Tuesday, November 1, 2016

The Emma Complex(ity)


You've now spent a few days reading Jane Austen's Emma. For some of you, this may be your first foray into the world of Austen. Or maybe we have some Janeites in the class (for those of you not in the know, that is the term for Jane Austen superfans and, yes, they have their own Wikipedia page). Either way, I hope you are at least enjoying the experience so far. You can't really teach a British Literature course without studying at least one Jane Austen text and I chose Emma because I think it is fun, the title character is close to you in age, and there is a subtle complexity to this comedy of manners that I believe will make for some interesting class discussions. (And, to be perfectly transparent, Clueless (which is a modern adaptation of the novel) came out my own senior year of high school , and I was/am obsessed with that movie.)

For this week's blog entry, I want you to reflect on your first impressions of Emma herself. Sometimes the novel is dismissed as lighter fare than other of Austen's more "serious" novels (such as Pride and Prejudice or Sense and Sensibility), but I think this is a mistake. The subtle complexities of the novel that I alluded to earlier are present right from the beginning in the somewhat contradictory nature of Emma herself.
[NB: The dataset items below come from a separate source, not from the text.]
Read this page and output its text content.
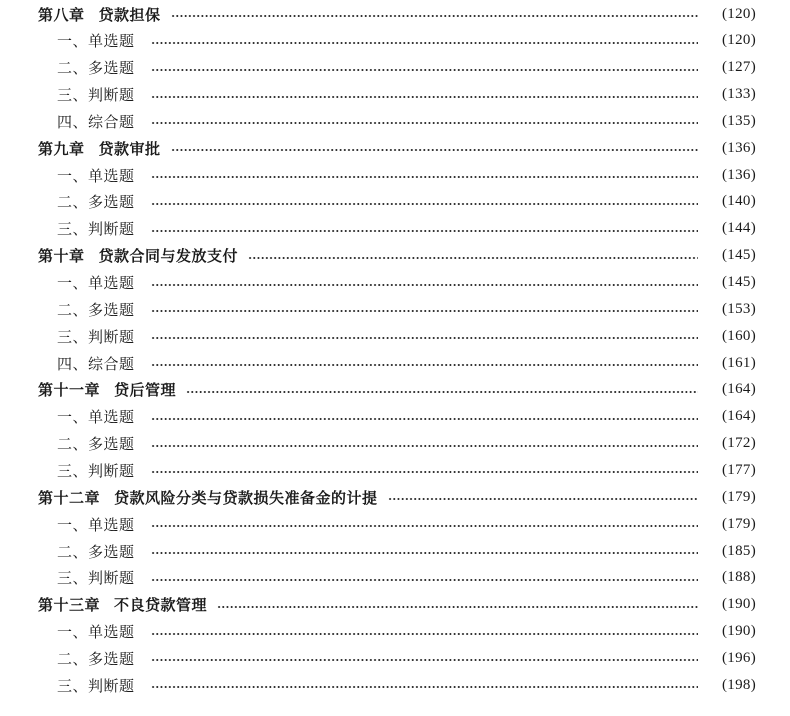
第八章 贷款担保	(120)
一、单选题	(120)
二、多选题	(127)
三、判断题	(133)
四、综合题	(135)
第九章 贷款审批	(136)
一、单选题	(136)
二、多选题	(140)
三、判断题	(144)
第十章 贷款合同与发放支付	(145)
一、单选题	(145)
二、多选题	(153)
三、判断题	(160)
四、综合题	(161)
第十一章 贷后管理	(164)
一、单选题	(164)
二、多选题	(172)
三、判断题	(177)
第十二章 贷款风险分类与贷款损失准备金的计提	(179)
一、单选题	(179)
二、多选题	(185)
三、判断题	(188)
第十三章 不良贷款管理	(190)
一、单选题	(190)
二、多选题	(196)
三、判断题	(198)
In the very opening of the novel, we are told that "Emma Woodhouse, handsome, clever, and rich, with a comfortable home and happy disposition, seemed to unite some of the best blessings of existence; and had lived nearly twenty-one years in the world with very little to distress or vex her." Which is all fine and good until we learn just a little bit later that her mother died when she was a child and that "the real evils indeed of Emma's situation were the power too having rather too much her own way, and a disposition to think a little too well of herself..." (Austen 1). How are we to reconcile this first description of Emma with what we later come to learn about her? 

Having read several chapters of the novel, do you see these conflicts in Emma's character? What are your impressions of her so far? Similarly, what do you think of the novel itself? For those of you who have never read Austen, is it what you expected?